Liev Schreiber is earning rave reviews for his portrayal of the title character in Showtime’s new drama, Ray Donovan. But the character’s darkness could start to wear on the actor if he doesn’t separate fact from fiction.
“I didn’t ever think that I took roles home with me, but this has been a lot of work, and it has been long hours and a long schedule…By going to those dark places day after day, hour after hour, you can feel pretty spent by the end of the day,” he admitted in an interview with NPR. “If my kids aren’t around, and Naomi [Watts] at the end of the night to remind me how really great my life is, it can get dark. It’s something that I have to bear in mind. I realize how important it’s going to be for me, if we continue this show, that I’m able to keep my family around me. And [that] I’m able to do some kind of meditation practice that kind of leaves work at work and keeps home separate.”
The actor has had to get used to playing tortured characters, after appearing in films like Defiance and The Manchurian Candidate. “In terms of being menacing, it’s something unfortunately I was sort of born with,” Schreiber said. “I often describe it as the ‘arched eyebrows and Slavic fat pads.’ It’s just something about my face. When I started out acting I really wanted to be a comic actor, but I naturally fell into these roles.
“I think the first time I played Iago at the Public Theater I realized I had a—much to my chagrin—I realized I had an instinct for these conflicted characters, for these torn characters, for these characters who could be described as evil. I wouldn’t describe them that way. I also always like them.”
Besides being an accomplished film and TV actor, Schreiber also won a Tony in 2005 for his role in Glengarry Glen Ross. His role in Ray Donovan has taught him the differences between acting onstage and off.

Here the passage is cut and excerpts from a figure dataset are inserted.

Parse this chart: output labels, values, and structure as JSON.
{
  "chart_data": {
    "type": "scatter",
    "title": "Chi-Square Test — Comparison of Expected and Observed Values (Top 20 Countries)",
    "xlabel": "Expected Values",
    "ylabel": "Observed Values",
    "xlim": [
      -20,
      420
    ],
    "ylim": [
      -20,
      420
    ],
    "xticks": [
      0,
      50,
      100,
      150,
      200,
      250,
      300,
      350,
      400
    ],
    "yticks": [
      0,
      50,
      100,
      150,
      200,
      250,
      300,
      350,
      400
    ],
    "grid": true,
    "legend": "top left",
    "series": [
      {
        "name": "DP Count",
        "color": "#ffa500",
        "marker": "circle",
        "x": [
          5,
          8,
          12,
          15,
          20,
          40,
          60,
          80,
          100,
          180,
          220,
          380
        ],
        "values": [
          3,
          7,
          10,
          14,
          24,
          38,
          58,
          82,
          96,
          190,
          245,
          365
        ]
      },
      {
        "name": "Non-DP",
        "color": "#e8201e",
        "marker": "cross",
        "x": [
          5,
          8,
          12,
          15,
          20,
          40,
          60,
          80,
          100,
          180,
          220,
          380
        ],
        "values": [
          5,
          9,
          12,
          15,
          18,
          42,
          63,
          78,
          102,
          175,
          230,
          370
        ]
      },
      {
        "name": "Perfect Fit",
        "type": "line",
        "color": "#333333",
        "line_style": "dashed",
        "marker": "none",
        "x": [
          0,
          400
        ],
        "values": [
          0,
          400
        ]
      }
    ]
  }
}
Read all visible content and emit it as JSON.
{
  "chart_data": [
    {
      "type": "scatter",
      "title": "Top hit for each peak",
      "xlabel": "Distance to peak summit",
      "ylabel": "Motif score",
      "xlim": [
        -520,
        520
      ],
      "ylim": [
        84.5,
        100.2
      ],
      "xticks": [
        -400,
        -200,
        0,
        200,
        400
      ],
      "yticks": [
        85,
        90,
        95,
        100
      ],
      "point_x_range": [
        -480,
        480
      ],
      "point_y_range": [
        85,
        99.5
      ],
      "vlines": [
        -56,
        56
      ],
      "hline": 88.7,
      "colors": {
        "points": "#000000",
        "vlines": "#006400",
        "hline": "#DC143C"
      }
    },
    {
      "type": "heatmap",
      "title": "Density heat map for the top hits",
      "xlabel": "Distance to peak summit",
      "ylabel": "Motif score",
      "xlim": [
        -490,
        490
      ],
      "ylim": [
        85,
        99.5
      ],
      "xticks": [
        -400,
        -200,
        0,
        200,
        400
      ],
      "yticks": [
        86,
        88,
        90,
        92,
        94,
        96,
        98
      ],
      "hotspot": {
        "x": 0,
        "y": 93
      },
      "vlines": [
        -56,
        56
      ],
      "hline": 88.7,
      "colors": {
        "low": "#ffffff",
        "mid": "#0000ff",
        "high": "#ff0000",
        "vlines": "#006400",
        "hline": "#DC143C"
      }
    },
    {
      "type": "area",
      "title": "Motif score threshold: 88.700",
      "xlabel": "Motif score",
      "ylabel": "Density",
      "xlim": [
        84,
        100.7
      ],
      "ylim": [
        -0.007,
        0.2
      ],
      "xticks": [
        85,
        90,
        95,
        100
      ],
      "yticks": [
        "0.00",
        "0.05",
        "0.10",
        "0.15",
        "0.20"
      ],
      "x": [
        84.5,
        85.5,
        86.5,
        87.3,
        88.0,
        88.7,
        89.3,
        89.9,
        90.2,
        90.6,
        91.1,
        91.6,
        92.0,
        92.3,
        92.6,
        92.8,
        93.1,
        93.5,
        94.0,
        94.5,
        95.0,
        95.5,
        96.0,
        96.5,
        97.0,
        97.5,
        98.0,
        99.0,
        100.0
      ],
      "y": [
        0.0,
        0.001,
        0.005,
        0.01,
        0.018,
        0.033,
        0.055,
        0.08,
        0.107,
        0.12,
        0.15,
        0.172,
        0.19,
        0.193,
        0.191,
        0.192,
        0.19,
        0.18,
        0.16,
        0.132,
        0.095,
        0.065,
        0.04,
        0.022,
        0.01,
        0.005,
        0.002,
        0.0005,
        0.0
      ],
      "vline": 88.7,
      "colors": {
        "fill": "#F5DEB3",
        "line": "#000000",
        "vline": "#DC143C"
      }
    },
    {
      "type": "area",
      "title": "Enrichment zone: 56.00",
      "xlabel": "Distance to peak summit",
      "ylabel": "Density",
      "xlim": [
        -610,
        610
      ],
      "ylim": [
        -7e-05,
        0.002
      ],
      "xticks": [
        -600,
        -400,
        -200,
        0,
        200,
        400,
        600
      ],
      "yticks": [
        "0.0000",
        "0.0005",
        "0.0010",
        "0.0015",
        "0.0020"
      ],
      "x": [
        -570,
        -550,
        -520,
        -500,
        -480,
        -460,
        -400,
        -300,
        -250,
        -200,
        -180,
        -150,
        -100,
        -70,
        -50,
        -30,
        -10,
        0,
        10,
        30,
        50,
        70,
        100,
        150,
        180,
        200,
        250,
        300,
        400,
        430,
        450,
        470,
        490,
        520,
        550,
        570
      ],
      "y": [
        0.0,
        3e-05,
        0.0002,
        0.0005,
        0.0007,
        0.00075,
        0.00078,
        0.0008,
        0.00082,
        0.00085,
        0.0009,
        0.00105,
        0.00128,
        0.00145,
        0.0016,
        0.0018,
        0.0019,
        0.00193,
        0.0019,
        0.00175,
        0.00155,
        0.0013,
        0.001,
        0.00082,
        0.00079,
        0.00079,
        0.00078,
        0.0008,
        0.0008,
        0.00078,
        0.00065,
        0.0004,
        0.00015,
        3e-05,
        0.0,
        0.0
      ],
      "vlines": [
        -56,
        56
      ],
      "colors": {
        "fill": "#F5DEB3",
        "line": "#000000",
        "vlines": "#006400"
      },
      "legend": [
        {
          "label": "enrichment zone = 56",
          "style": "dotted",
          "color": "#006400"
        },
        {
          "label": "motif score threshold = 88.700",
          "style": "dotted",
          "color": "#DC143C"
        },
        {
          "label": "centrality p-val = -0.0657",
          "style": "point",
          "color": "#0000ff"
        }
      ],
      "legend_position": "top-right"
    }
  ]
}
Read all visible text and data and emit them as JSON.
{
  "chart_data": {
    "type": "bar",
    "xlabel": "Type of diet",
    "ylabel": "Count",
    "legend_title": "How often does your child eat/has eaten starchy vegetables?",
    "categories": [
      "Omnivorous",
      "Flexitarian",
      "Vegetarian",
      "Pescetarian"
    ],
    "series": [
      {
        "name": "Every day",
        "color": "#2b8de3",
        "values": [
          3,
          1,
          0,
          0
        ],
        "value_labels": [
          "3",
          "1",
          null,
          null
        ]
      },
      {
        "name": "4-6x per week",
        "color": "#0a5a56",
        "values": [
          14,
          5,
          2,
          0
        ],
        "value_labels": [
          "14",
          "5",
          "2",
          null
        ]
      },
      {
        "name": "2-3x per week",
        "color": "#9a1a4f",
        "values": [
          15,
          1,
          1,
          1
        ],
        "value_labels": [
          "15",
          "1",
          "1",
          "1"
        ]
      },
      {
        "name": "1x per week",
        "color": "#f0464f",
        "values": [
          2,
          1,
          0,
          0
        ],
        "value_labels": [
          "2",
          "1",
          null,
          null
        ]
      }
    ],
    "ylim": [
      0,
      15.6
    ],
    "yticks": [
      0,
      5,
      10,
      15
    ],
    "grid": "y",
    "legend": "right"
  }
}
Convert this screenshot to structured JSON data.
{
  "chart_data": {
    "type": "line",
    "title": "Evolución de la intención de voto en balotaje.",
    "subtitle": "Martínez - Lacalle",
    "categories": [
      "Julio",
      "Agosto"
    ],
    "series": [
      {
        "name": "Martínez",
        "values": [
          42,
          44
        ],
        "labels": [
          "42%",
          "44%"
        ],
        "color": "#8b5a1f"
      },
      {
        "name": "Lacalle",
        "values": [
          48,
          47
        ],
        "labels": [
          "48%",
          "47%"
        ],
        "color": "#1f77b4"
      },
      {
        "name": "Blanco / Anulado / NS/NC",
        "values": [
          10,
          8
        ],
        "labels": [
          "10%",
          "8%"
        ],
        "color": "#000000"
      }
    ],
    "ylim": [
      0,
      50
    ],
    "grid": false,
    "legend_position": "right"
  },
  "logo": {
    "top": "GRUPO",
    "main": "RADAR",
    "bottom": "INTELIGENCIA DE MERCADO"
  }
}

“The character sort of begins to take on a life of its own, and the show begins to take on a life of its own, and you sort of work almost in parallel with it,” he explained. “In other words, you’ll do an episode, and then you’ll watch the episode, or you’ll think about the episode, process that information, and that will inform the next episode—whereas in a play—you’re doing the same narrative arc every night, and you’re starting in the same place and ending up in the same place. The interesting thing about doing serial television is that the character is growing separate from you, the character and the show are growing, and you get to observe that and participate with it in a way that I think is actually really exciting for an actor.”
Ray Donovan airs on Showtime, Sundays at 10 p.m.